Os livros, papiros, pergaminhos, escritos do passado são
testemunhos da memória coletiva e, como tal, de uso comum, patrimônio cultural
da humanidade. A sua supressão deve ser julgada como crime contra a humanidade.
Muro, na realidade ou na ficção literária, é isolamento,
separação, desmembramento, sugere desavença, serve à morte, lembra o triunfo da
morte.
Jorge Luís Borges nos conta, com o título deste artigo, a
história do imperador (Qin) Shi Huangti que, em 220 a.C. mandou construir a
Muralha da China e queimar todos os livros que existiam antes do seu governo. O
baluarte era apenas uma demonstração de poder, desnecessário porque a China não
tinha então inimigos poderosos. A lembrança do texto borgeano veio da
declaração feita pelo candidato republicano à Presidência dos EUA, segundo o
qual, se eleito, irá mandar fazer um muro na fronteira com o México. A linha
fronteiriça, de San Diego a Brownsville, mede 3.141 quilômetros. A nova muralha
atravessaria altitudes e depressões, rios e desertos.
Parece que o magnata ilusionista e autoiludido quer o
isolamento, o império americano, visualizado com o país vizinho. Sentir-se-ia
ele capaz de, em tudo, imitar o imperador chinês? A tendência da globalização
não são as construções digitais? À época, a Grande Muralha tinha cerca de 3 mil
quilômetros. Hoje é atração turística, continua a não servir de defesa.
Dois muros deixaram triste memória no século vinte El Paredón cubano, onde foram fuzilados
milhares de adversários políticos, mais famoso ainda é o Muro de Berlin. A
União Soviética desejava impedir evasão para o mundo capitalista. Nas tentativas
de fuga, centenas de mortos e feridos, mas valeu para a conquista da liberdade.
O “Muro da Vergonha” durou 28 anos até ser destruído em 1983.
Potiguares, temos também lembranças desse muro. Fizemos
pequeno curso de administração em Berlim e quisemos conhecer o outro lado.
Mesmo em rápida visita, lá pude notar o ar severo e contraído das pessoas,
comparadas à descontração e bom humor dos outros alemães. Na volta tivemos dois
episódios de tensão: sisudez e gentileza. O ônibus de turistas fica detido entre
a barreira de alvenaria e a cerca de arame farpado. Cães pastores amestrados
farejam. Guardas com eloquentes metralhadoras sobem ao veículo. Um dos
militares, branquíssimo, examina os passaportes, confere dados, a cara com o
retrato. Um vizinho, nordestino, vasculha os bolsos e demora a encontrar o
documento. O guarda, impaciente, fala alto, rascante, gesticula. Fazendo graça,
o pernambucano responde: “calma chupareia! Calminha aí, chupareia!”. De medo,
engoli o sorriso, enquanto era feita a identificação.

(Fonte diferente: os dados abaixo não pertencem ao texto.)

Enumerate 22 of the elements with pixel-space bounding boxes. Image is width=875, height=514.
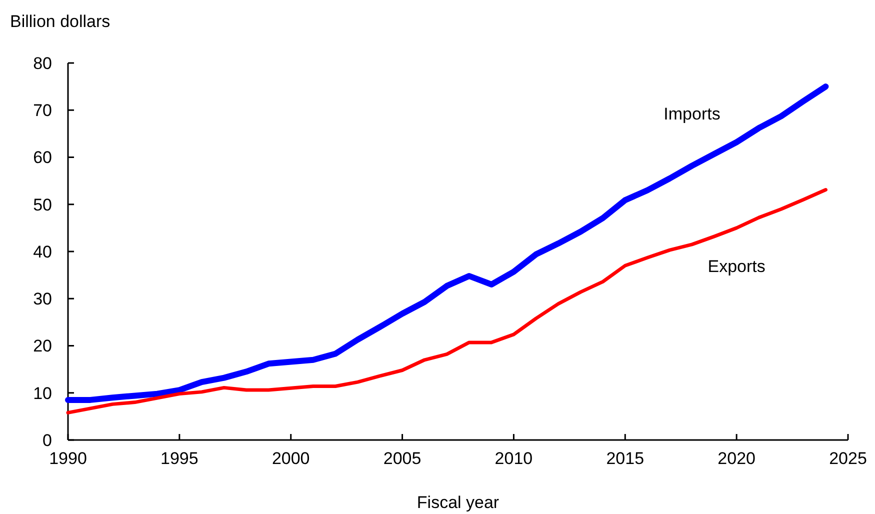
x-tick-label: 2025 [829, 449, 867, 468]
y-tick-label: 30 [33, 290, 52, 309]
x-tick-label: 2000 [272, 449, 310, 468]
y-tick-label: 0 [42, 430, 52, 450]
y-tick-label: 10 [33, 384, 52, 403]
x-tick-label: 1995 [160, 449, 198, 468]
series-label: Imports [664, 104, 720, 124]
line-series [66, 188, 828, 414]
x-tick-label: 2020 [718, 449, 756, 468]
x-axis-title: Fiscal year [416, 493, 500, 512]
x-tick-label: 2005 [383, 449, 422, 468]
y-tick-label: 40 [33, 242, 52, 262]
x-tick-label: 2010 [494, 449, 533, 468]
y-tick-label: 60 [33, 148, 52, 168]
y-tick-label: 70 [33, 101, 52, 120]
y-tick-label: 80 [33, 54, 52, 73]
x-tick-label: 2015 [606, 449, 644, 468]
series-label: Exports [708, 256, 766, 276]
y-tick-label: 20 [33, 336, 52, 356]
y-tick-label: 50 [33, 195, 52, 214]
x-tick-label: 1990 [49, 449, 87, 468]
y-axis-title: Billion dollars [10, 12, 110, 31]
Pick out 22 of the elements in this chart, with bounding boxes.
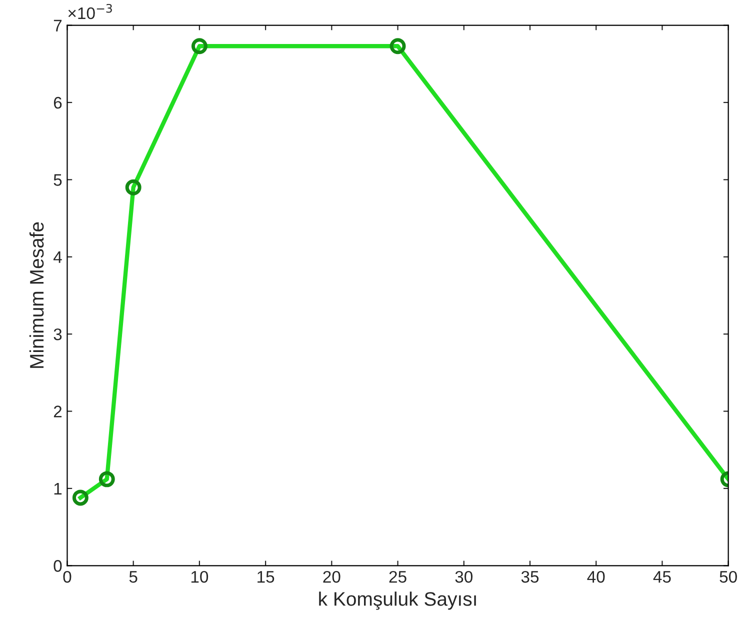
y-tick-label: 7 [54, 20, 62, 32]
y-axis-title: Minimum Mesafe [29, 222, 44, 368]
x-tick-label: 40 [587, 570, 605, 583]
y-tick-label: 6 [54, 96, 62, 109]
y-tick-label: 3 [54, 328, 62, 340]
y-tick-label: 4 [53, 251, 62, 263]
y-tick-label: 2 [54, 406, 62, 418]
text: ×10$^{−3}$ [68, 4, 112, 20]
x-tick-label: 25 [389, 570, 406, 583]
x-tick-label: 10 [191, 570, 208, 583]
x-tick-label: 0 [63, 570, 72, 583]
y-tick-label: 1 [54, 483, 62, 494]
x-tick-label: 30 [455, 570, 473, 583]
y-tick-label: 5 [54, 174, 62, 186]
x-tick-label: 45 [653, 571, 671, 583]
x-tick-label: 15 [258, 571, 274, 583]
x-tick-label: 20 [323, 570, 340, 583]
y-tick-label: 0 [54, 560, 62, 572]
x-axis-title: k Komşuluk Sayısı [319, 592, 476, 610]
x-tick-label: 35 [521, 570, 539, 583]
x-tick-label: 5 [129, 571, 138, 583]
x-tick-label: 50 [720, 570, 737, 583]
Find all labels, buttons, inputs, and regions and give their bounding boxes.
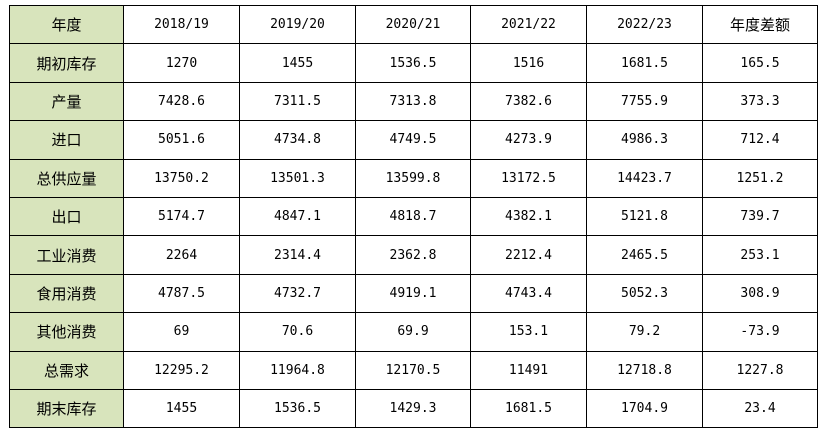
table-cell: 5174.7 (123, 196, 240, 237)
table-cell: 2465.5 (586, 235, 703, 275)
supply-demand-table: 年度 2018/19 2019/20 2020/21 2021/22 2022/… (9, 4, 818, 429)
table-row: 工业消费 2264 2314.4 2362.8 2212.4 2465.5 253.1 (9, 235, 818, 275)
table-cell: 13750.2 (123, 158, 240, 198)
table-cell: 69 (123, 312, 240, 352)
table-cell: -73.9 (702, 312, 818, 352)
table-cell: 12170.5 (355, 350, 471, 390)
table-cell: 253.1 (702, 235, 818, 275)
table-row: 总供应量 13750.2 13501.3 13599.8 13172.5 14423.7 1… (9, 158, 818, 198)
table-cell: 70.6 (239, 312, 356, 352)
table-cell: 1704.9 (586, 388, 703, 429)
table-cell: 1270 (123, 43, 240, 83)
table-cell: 4847.1 (239, 196, 356, 237)
table-cell: 5052.3 (586, 273, 703, 314)
row-label: 总供应量 (9, 158, 124, 198)
table-cell: 13501.3 (239, 158, 356, 198)
header-cell-year: 年度 (9, 4, 124, 45)
table-cell: 4986.3 (586, 120, 703, 160)
table-cell: 4732.7 (239, 273, 356, 314)
table-cell: 1681.5 (586, 43, 703, 83)
table-cell: 1429.3 (355, 388, 471, 429)
table-cell: 739.7 (702, 196, 818, 237)
row-label: 产量 (9, 81, 124, 122)
table-cell: 373.3 (702, 81, 818, 122)
table-cell: 1251.2 (702, 158, 818, 198)
table-row: 产量 7428.6 7311.5 7313.8 7382.6 7755.9 373.3 (9, 81, 818, 122)
table-cell: 1536.5 (239, 388, 356, 429)
table-cell: 1455 (239, 43, 356, 83)
table-row: 其他消费 69 70.6 69.9 153.1 79.2 -73.9 (9, 312, 818, 352)
header-cell-2022-23: 2022/23 (586, 4, 703, 45)
table-body: 年度 2018/19 2019/20 2020/21 2021/22 2022/… (9, 4, 818, 429)
table-cell: 1227.8 (702, 350, 818, 390)
row-label: 期初库存 (9, 43, 124, 83)
row-label: 进口 (9, 120, 124, 160)
table-cell: 79.2 (586, 312, 703, 352)
table-cell: 7755.9 (586, 81, 703, 122)
row-label: 工业消费 (9, 235, 124, 275)
table-cell: 4743.4 (470, 273, 587, 314)
table-row: 总需求 12295.2 11964.8 12170.5 11491 12718.8 1227… (9, 350, 818, 390)
header-row: 年度 2018/19 2019/20 2020/21 2021/22 2022/… (9, 4, 818, 45)
table-row: 食用消费 4787.5 4732.7 4919.1 4743.4 5052.3 308.9 (9, 273, 818, 314)
table-cell: 153.1 (470, 312, 587, 352)
row-label: 食用消费 (9, 273, 124, 314)
table-row: 出口 5174.7 4847.1 4818.7 4382.1 5121.8 739.7 (9, 196, 818, 237)
table-cell: 7382.6 (470, 81, 587, 122)
table-row: 进口 5051.6 4734.8 4749.5 4273.9 4986.3 712.4 (9, 120, 818, 160)
table-cell: 712.4 (702, 120, 818, 160)
table-cell: 2314.4 (239, 235, 356, 275)
table-row: 期初库存 1270 1455 1536.5 1516 1681.5 165.5 (9, 43, 818, 83)
header-cell-2021-22: 2021/22 (470, 4, 587, 45)
table-cell: 1536.5 (355, 43, 471, 83)
table-cell: 2212.4 (470, 235, 587, 275)
table-cell: 308.9 (702, 273, 818, 314)
header-cell-annual-diff: 年度差额 (702, 4, 818, 45)
table-cell: 1681.5 (470, 388, 587, 429)
table-cell: 13172.5 (470, 158, 587, 198)
header-cell-2020-21: 2020/21 (355, 4, 471, 45)
table-cell: 2362.8 (355, 235, 471, 275)
header-cell-2019-20: 2019/20 (239, 4, 356, 45)
table-cell: 4787.5 (123, 273, 240, 314)
table-cell: 4749.5 (355, 120, 471, 160)
table-cell: 1455 (123, 388, 240, 429)
table-cell: 11491 (470, 350, 587, 390)
table-cell: 4919.1 (355, 273, 471, 314)
table-cell: 5121.8 (586, 196, 703, 237)
table-cell: 69.9 (355, 312, 471, 352)
table-cell: 4734.8 (239, 120, 356, 160)
header-cell-2018-19: 2018/19 (123, 4, 240, 45)
table-row: 期末库存 1455 1536.5 1429.3 1681.5 1704.9 23.4 (9, 388, 818, 429)
table-cell: 2264 (123, 235, 240, 275)
table-cell: 7313.8 (355, 81, 471, 122)
table-cell: 13599.8 (355, 158, 471, 198)
row-label: 期末库存 (9, 388, 124, 429)
table-cell: 4273.9 (470, 120, 587, 160)
table-cell: 12295.2 (123, 350, 240, 390)
table-cell: 4382.1 (470, 196, 587, 237)
table-cell: 165.5 (702, 43, 818, 83)
row-label: 出口 (9, 196, 124, 237)
table-cell: 7311.5 (239, 81, 356, 122)
table-cell: 1516 (470, 43, 587, 83)
table-cell: 7428.6 (123, 81, 240, 122)
table-cell: 4818.7 (355, 196, 471, 237)
row-label: 其他消费 (9, 312, 124, 352)
table-cell: 12718.8 (586, 350, 703, 390)
row-label: 总需求 (9, 350, 124, 390)
table-cell: 14423.7 (586, 158, 703, 198)
table-cell: 5051.6 (123, 120, 240, 160)
table-cell: 11964.8 (239, 350, 356, 390)
table-cell: 23.4 (702, 388, 818, 429)
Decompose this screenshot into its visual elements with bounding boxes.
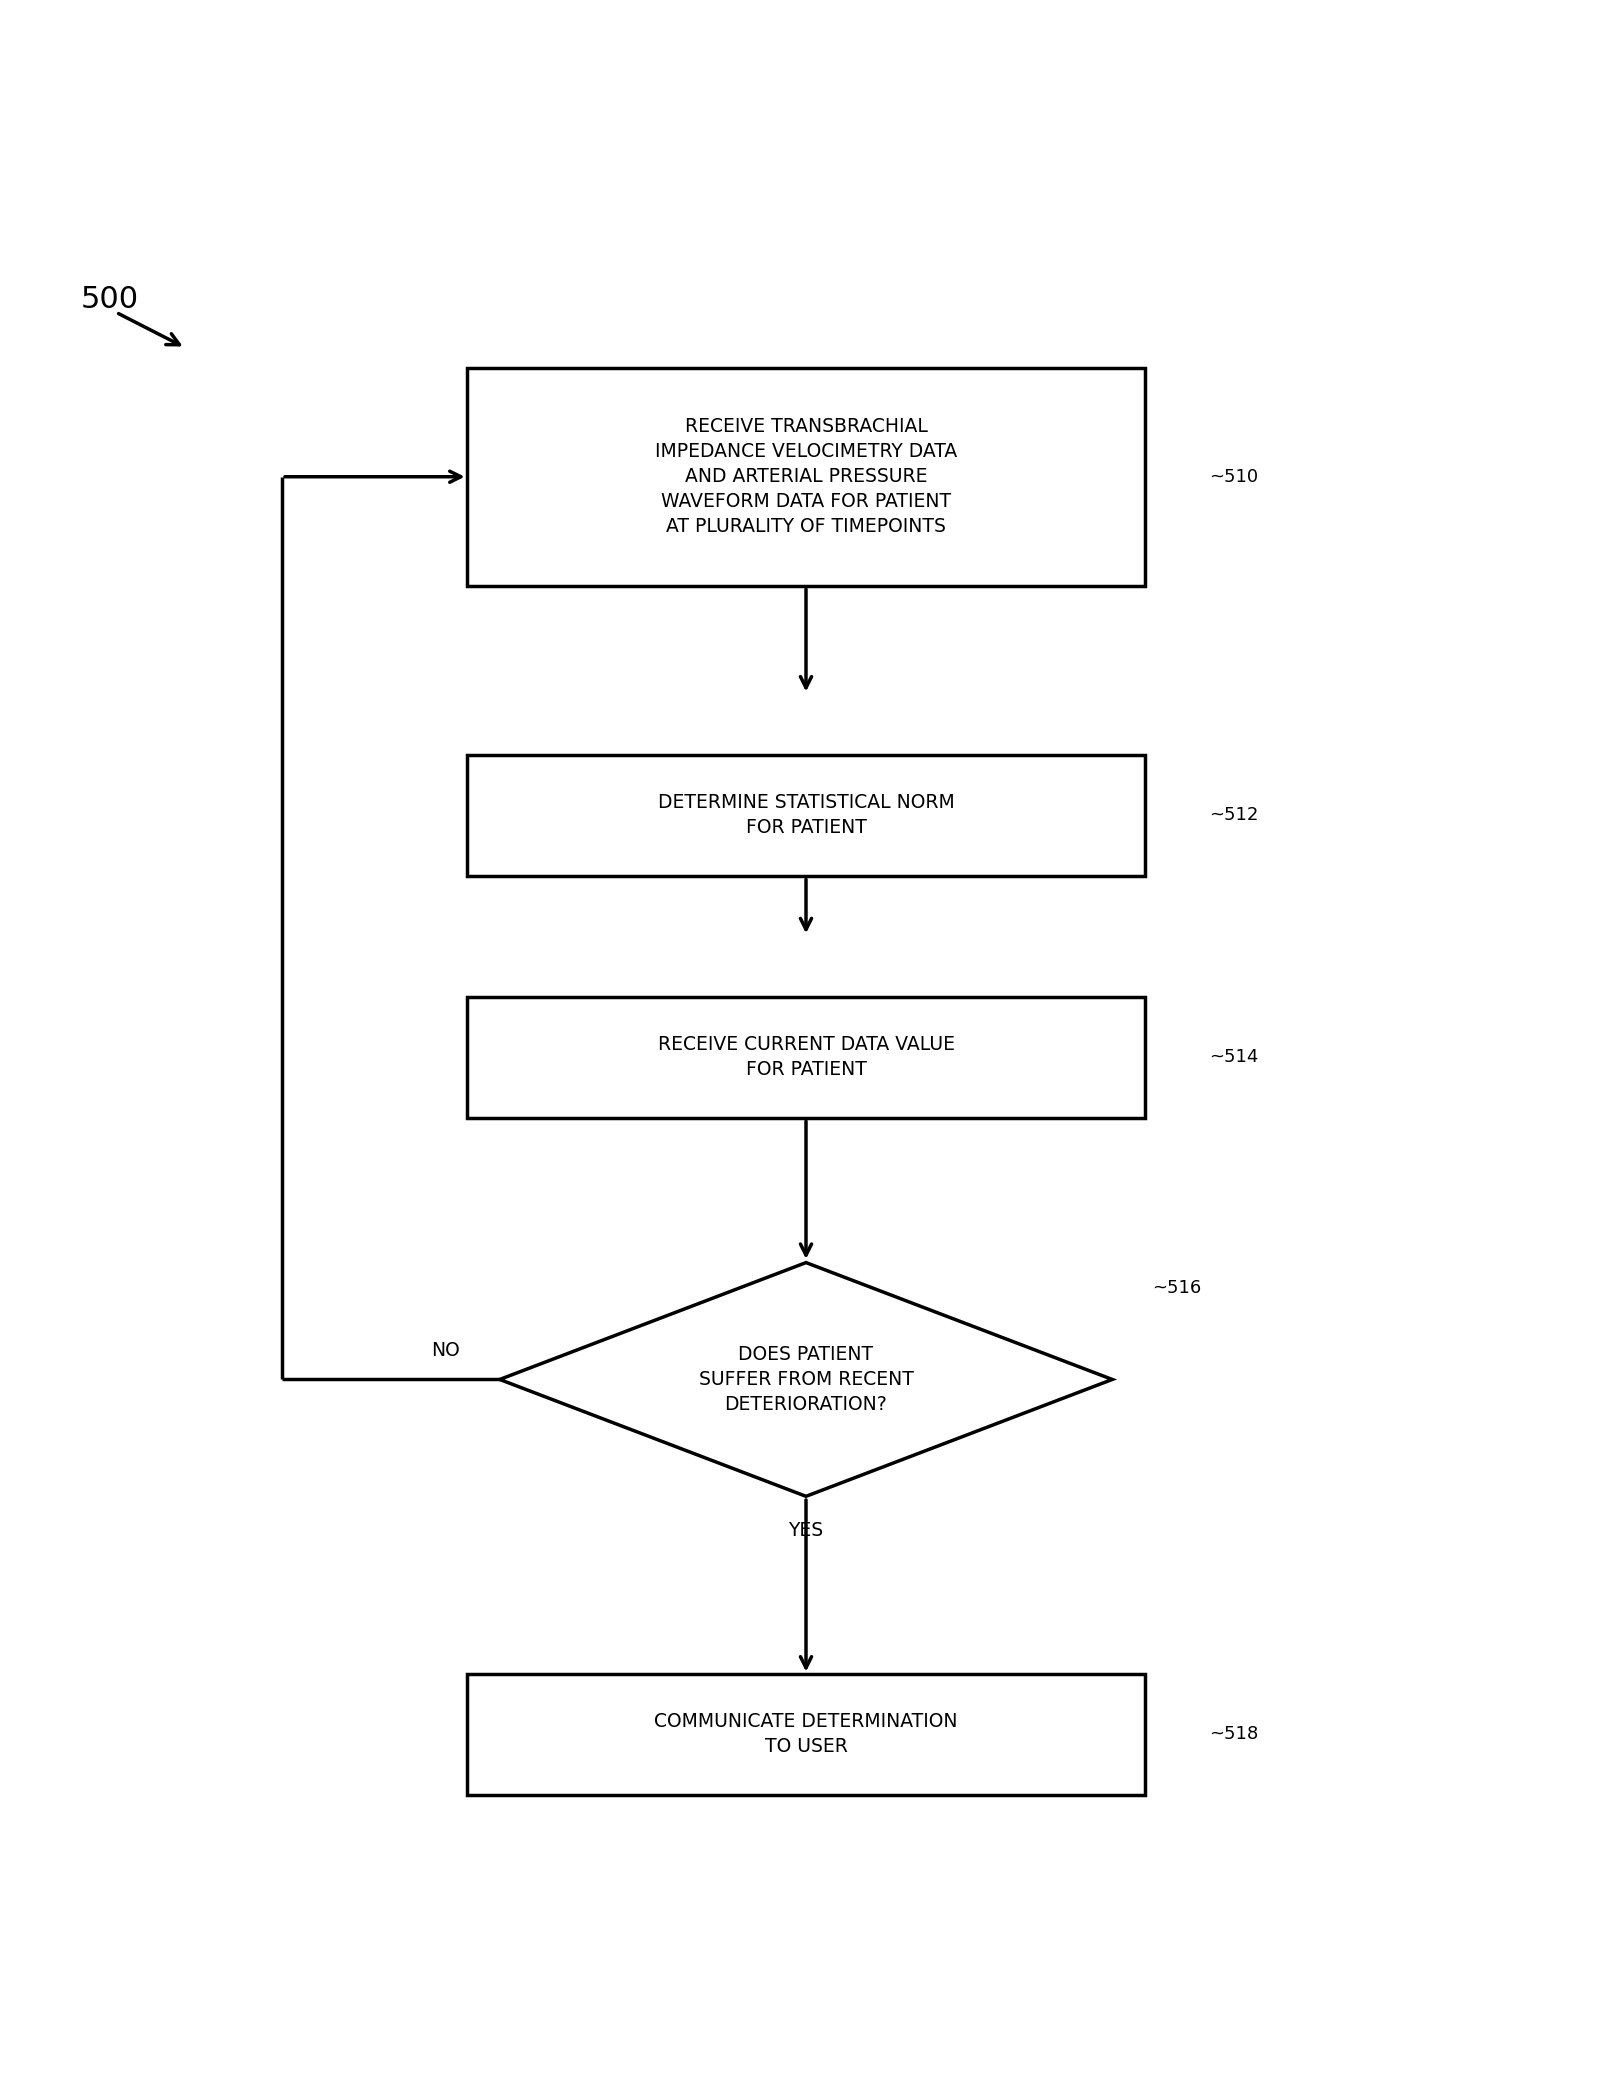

Na volta à Berlim sitiada, o meu amigo Genibaldo Barros
angustiou-se: havia perdido o passaporte. O ônibus ficou parado na fronteira
pela solidariedade dos companheiros de viagem, menos um que exigia a imediata
liberação. A aflição aumentando, de súbito, chega correndo uma moto e um gentil
guarda devolve a identidade encontrada. Alívio e aplausos.
Em Berlim, restava a lembrança de que os líderes nazistas
fizeram fogueiras de livros. Borges ironiza: “Queimar livros e erigir
fortificações é tarefa comum dos príncipes” e, referindo-se ao antigo império:
“Talvez a muralha fosse uma metáfora...” uma obra tão torpe e tão inútil.
O último republicano presidente dos EUA, George W. Bush,
inventou uma guerra contra o Iraque por imaginar que o ditador Sadan Hussein
poderia chegar a ter bombas atômicas. Como todas elas, a guerra foi uma
tragédia que continua. No plano cultural, a Unesco comprovou que a Biblioteca
Nacional de Bagdá sofreu destruidores ataques de bomba e mísseis, tablita das
vitrines desapareceram.
A inquisição, em nome de Deus, queimou livros preciosos.
O Reino Unido está fazendo em Calais, na França, um muro
para conter refugiados emigrantes pelo Canal da Mancha.
Consideremos, pois, a que pode levar a agressividade e a
imaginação de um chefe da mais poderosa nação do planeta. Ser ou não ser, é a
questão.
Vivemos o processo da quarta Revolução Industrial,
caracterizada pela mobilidade e conectividade, o que indica parcerias, uma
coexistência mais alta e fraterna.
Diferentes somos todos, mas também todos somos um, a raça
humana, que deseja mais livros e menos muros.